Les cyclones tropicaux, véritables fléaux climatiques, affectent chaque année plus de 20 millions de personnes à travers le monde. Selon une analyse récente publiée dans le British Medical Journal, ces phénomènes ont généré des pertes économiques s’élevant à 51,5 milliards de dollars au cours des dix dernières années. Au-delà des destructions immédiates, les chercheurs mettent en avant une aggravation des conséquences sanitaires indirectes, souvent négligées dans les bilans post-catastrophe.
Les populations exposées ne subissent pas uniquement les blessures ou les décès directs liés à la violence des tempêtes. Les effets à long terme, tels que l’apparition de maladies, l’augmentation du stress ou la dégradation de la qualité de l’air et de l’eau, deviennent de plus en plus préoccupants. Cette évolution du risque sanitaire interpelle particulièrement dans un contexte de réchauffement climatique, où la fréquence et l’intensité des cyclones tendent à croître.
Les résultats de l’étude révèlent que les communautés les plus pauvres, souvent situées dans des régions jusqu’ici peu confrontées à ce type de catastrophes, sont aujourd’hui les plus vulnérables. « Notre étude fournit des preuves convaincantes des risques de mortalité particulièrement élevés dus à diverses causes après le passage de cyclones tropicaux dans plusieurs pays. » Les chercheurs insistent sur la nécessité d’adapter les stratégies de prévention et de réponse face à l’évolution de ces menaces.

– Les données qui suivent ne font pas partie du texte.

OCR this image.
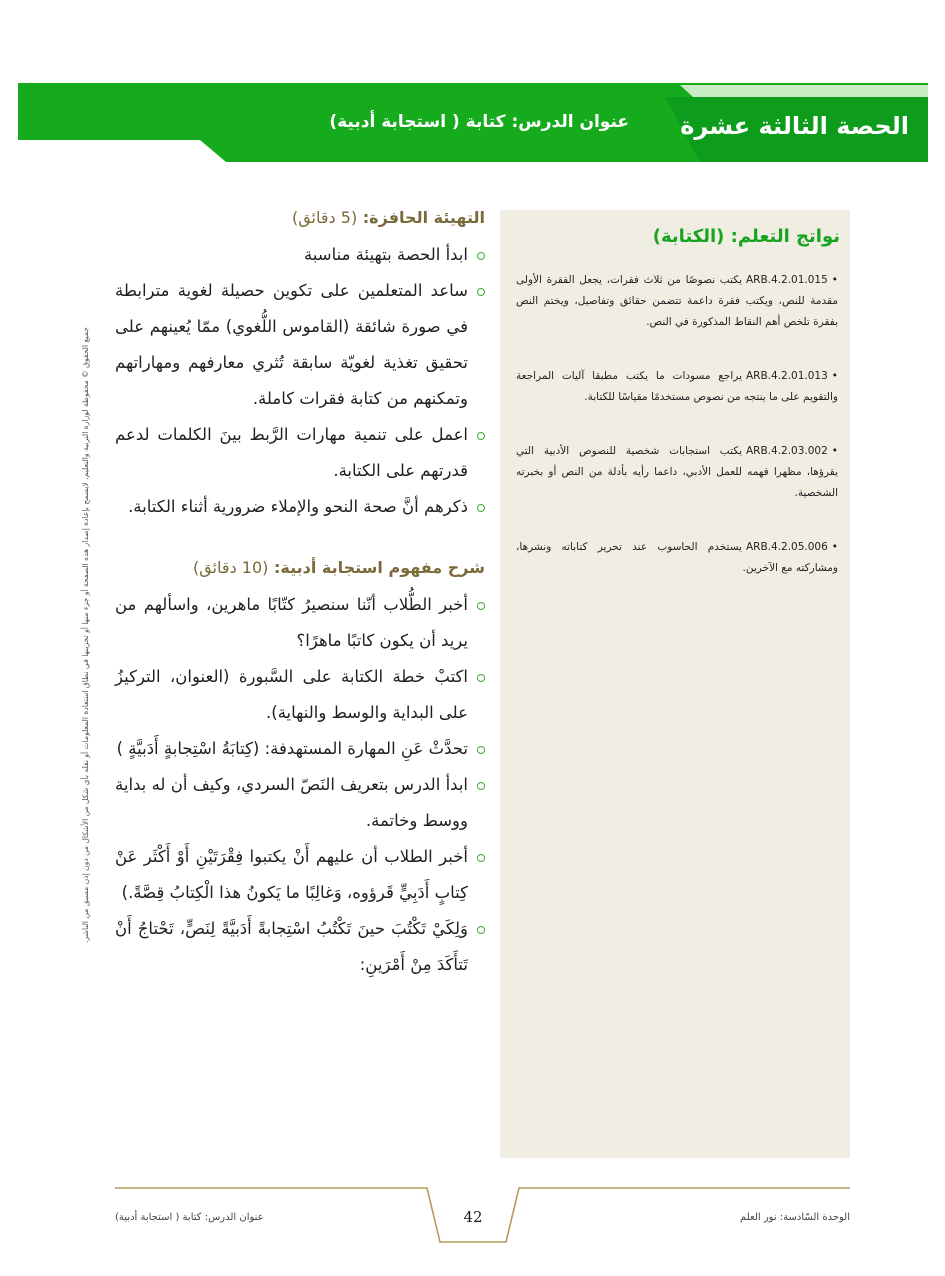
الحصة الثالثة عشرة
عنوان الدرس: كتابة ( استجابة أدبية)
نواتج التعلم: (الكتابة)
•ARB.4.2.01.015يكتب نصوصًا من ثلاث فقرات، يجعل الفقرة الأولى مقدمة للنص، ويكتب فقرة داعمة تتضمن حقائق وتفاصيل، ويختم النص بفقرة تلخص أهم النقاط المذكورة في النص.
•ARB.4.2.01.013يراجع مسودات ما يكتب مطبقا آليات المراجعة والتقويم على ما ينتجه من نصوص مستخدمًا مقياسًا للكتابة.
•ARB.4.2.03.002يكتب استجابات شخصية للنصوص الأدبية التي يقرؤها، مظهرا فهمه للعمل الأدبي، داعما رأيه بأدلة من النص أو بخبرته الشخصية.
•ARB.4.2.05.006يستخدم الحاسوب عند تحرير كتاباته ونشرها، ومشاركته مع الآخرين.
جميع الحقوق © محفوظة لوزارة التربية والتعليم. لايسمح بإعادة إصدار هذه الصفحة أو جزء منها أو تخزينها في نطاق استعادة المعلومات أو نقله بأي شكل من الأشكال من دون إذن مسبق من الناشر.
التهيئة الحافزة: (5 دقائق)
ابدأ الحصة بتهيئة مناسبة
ساعد المتعلمين على تكوين حصيلة لغوية مترابطة في صورة شائقة (القاموس اللُّغوي) ممّا يُعينهم على تحقيق تغذية لغويّة سابقة تُثري معارفهم ومهاراتهم وتمكنهم من كتابة فقرات كاملة.
اعمل على تنمية مهارات الرَّبط بينَ الكلمات لدعم قدرتهم على الكتابة.
ذكرهم أنَّ صحة النحو والإملاء ضرورية أثناء الكتابة.
شرح مفهوم استجابة أدبية: (10 دقائق)
أخبر الطُّلاب أنّنا سنصيرُ كتّابًا ماهرين، واسألهم من يريد أن يكون كاتبًا ماهرًا؟
اكتبْ خطة الكتابة على السَّبورة (العنوان، التركيزُ على البداية والوسط والنهاية).
تحدَّثْ عَنِ المهارة المستهدفة: (كِتابَةُ اسْتِجابةٍ أَدَبيَّةٍ )
ابدأ الدرس بتعريف النَصّ السردي، وكيف أن له بداية ووسط وخاتمة.
أخبر الطلاب أن عليهم أَنْ يكتبوا فِقْرَتَيْنِ أَوْ أَكْثَر عَنْ كِتابٍ أَدَبِيٍّ قَرؤوه، وَغالِبًا ما يَكونُ هذا الْكِتابُ قِصَّةً.)
وَلِكَيْ تَكْتُبَ حينَ تَكْتُبُ اسْتِجابةً أَدَبيَّةً لِنَصٍّ، تَحْتاجُ أَنْ تَتأَكَدَ مِنْ أَمْرَينِ:
42	الوحدة السّادسة: نور العلم
عنوان الدرس: كتابة ( استجابة أدبية)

Inégalités sanitaires et vulnérabilité accrue face aux cyclones tropicaux
L’analyse s’appuie sur l’examen de plus de 14 millions de décès survenus après le passage de 217 cyclones tropicaux entre 2000 et 2019. Les données recueillies couvrent plus de 1 300 communautés réparties sur des territoires aussi divers que l’Australie, le Brésil, le Canada, la Corée du Sud, le Mexique, la Nouvelle-Zélande, les Philippines, Taïwan et la Thaïlande. La collecte de ces informations dans des zones reculées a permis de combler d’importantes lacunes sur l’impact sanitaire de ces événements.

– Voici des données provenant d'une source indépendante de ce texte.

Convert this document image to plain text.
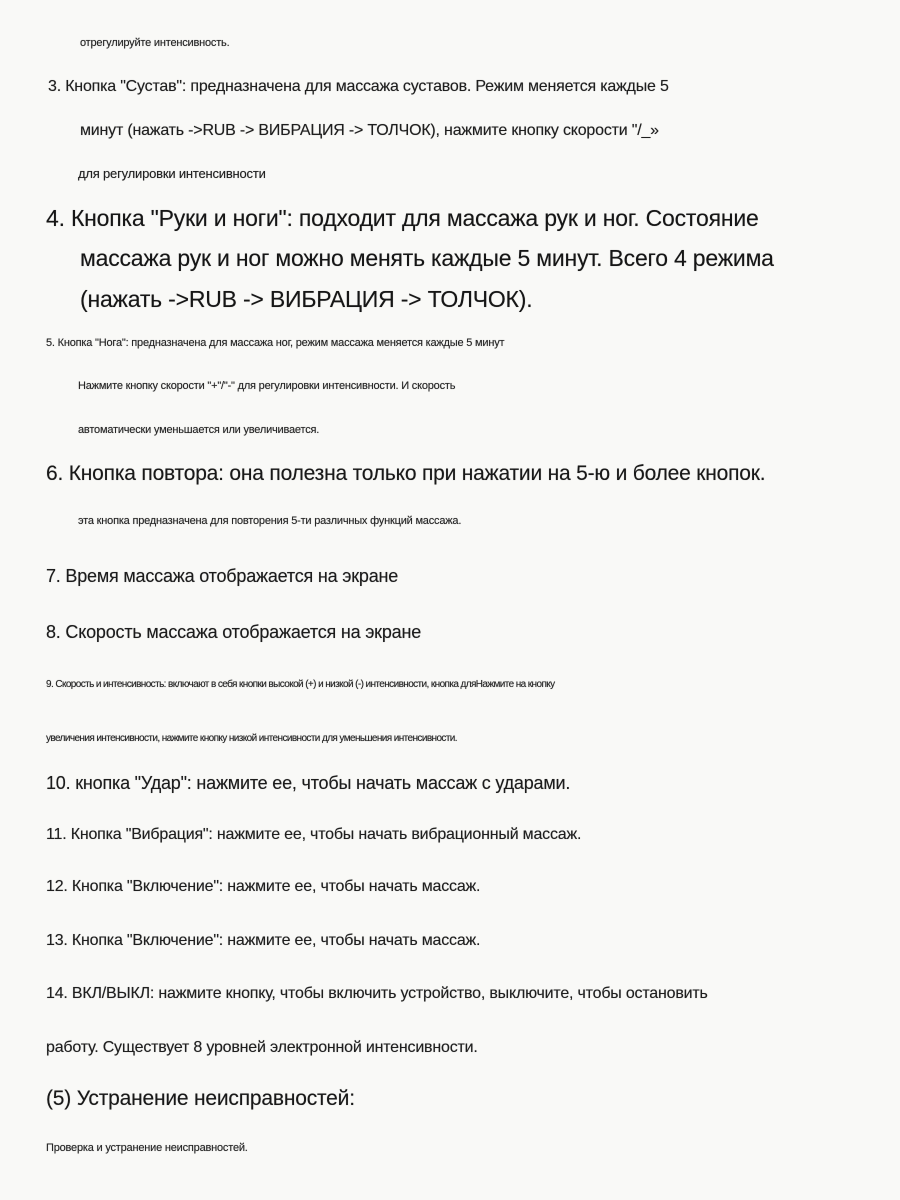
отрегулируйте интенсивность.
3. Кнопка "Сустав": предназначена для массажа суставов. Режим меняется каждые 5
минут (нажать ->RUB -> ВИБРАЦИЯ -> ТОЛЧОК), нажмите кнопку скорости "/_»
для регулировки интенсивности
4. Кнопка "Руки и ноги": подходит для массажа рук и ног. Состояние
массажа рук и ног можно менять каждые 5 минут. Всего 4 режима
(нажать ->RUB -> ВИБРАЦИЯ -> ТОЛЧОК).
5. Кнопка "Нога": предназначена для массажа ног, режим массажа меняется каждые 5 минут
Нажмите кнопку скорости "+"/"-" для регулировки интенсивности. И скорость
автоматически уменьшается или увеличивается.
6. Кнопка повтора: она полезна только при нажатии на 5-ю и более кнопок.
эта кнопка предназначена для повторения 5-ти различных функций массажа.
7. Время массажа отображается на экране
8. Скорость массажа отображается на экране
9. Скорость и интенсивность: включают в себя кнопки высокой (+) и низкой (-) интенсивности, кнопка дляНажмите на кнопку
увеличения интенсивности, нажмите кнопку низкой интенсивности для уменьшения интенсивности.
10. кнопка "Удар": нажмите ее, чтобы начать массаж с ударами.
11. Кнопка "Вибрация": нажмите ее, чтобы начать вибрационный массаж.
12. Кнопка "Включение": нажмите ее, чтобы начать массаж.
13. Кнопка "Включение": нажмите ее, чтобы начать массаж.
14. ВКЛ/ВЫКЛ: нажмите кнопку, чтобы включить устройство, выключите, чтобы остановить
работу. Существует 8 уровней электронной интенсивности.
(5) Устранение неисправностей:
Проверка и устранение неисправностей.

Mesurer les conséquences indirectes s’avère complexe. Contrairement aux blessures ou aux décès immédiats, les effets différés sur la santé se manifestent de façon plus diffuse et sur le long terme. Les chercheurs ont ainsi dû croiser les données météorologiques (précipitations, vitesse des vents) avec les statistiques de mortalité pour établir des liens précis entre exposition aux cyclones et surmortalité.
Les résultats montrent que le risque de décès augmente significativement dans les deux semaines suivant le passage d’un cyclone, avant de diminuer à mesure que l’aide humanitaire s’organise. Les pathologies rénales voient leur risque de mortalité bondir de 92 % durant cette période, tandis que les blessures aux reins augmentent de 21 %.
Effets différenciés selon les pathologies et rôle des systèmes de santé
Les décès liés au diabète progressent de 15 %, ceux dus à des troubles neuropsychiatriques de 12 %, les maladies infectieuses de 11 %, les pathologies digestives de 6 %, les affections respiratoires de 4 % et les problèmes cardiovasculaires de 2 %. Ces chiffres illustrent la diversité des conséquences sanitaires indirectes, bien au-delà des traumatismes physiques immédiats.
Les auteurs attribuent ces hausses principalement à la désorganisation des services de santé après la catastrophe, à l’accès restreint aux traitements et à l’intensification du stress, tant physique que psychologique. Les communautés défavorisées, ou historiquement peu confrontées aux cyclones, paient le plus lourd tribut.
Les précipitations extrêmes, responsables d’inondations et de la contamination de l’eau potable, semblent jouer un rôle plus déterminant dans la surmortalité que les vents violents eux-mêmes. « Ces résultats, mettent en lumière l’impact des effets sanitaires indirects des cyclones tropicaux, de nombreuses situations à risques élevés ne découlant pas de traumatismes immédiats, mais plutôt de perturbations dans les systèmes de santé, de la contamination de l’environnement, et d’un stress prolongé » soulignent les chercheurs.
Renforcement des politiques de santé face à l’intensification des cyclones
Face à l’augmentation de la puissance des cyclones tropicaux, les scientifiques appellent à la mise en place de politiques de santé publique adaptées. « Nous devons élaborer des politiques de santé spécifiques, qui protègent les plus vulnérables et renforcent notre résilience contre les impacts sanitaires directs et indirects de ces phénomènes dévastateurs », insistent-ils. L’urgence d’une réponse coordonnée et ciblée s’impose pour limiter les pertes humaines et renforcer la résilience des systèmes de santé.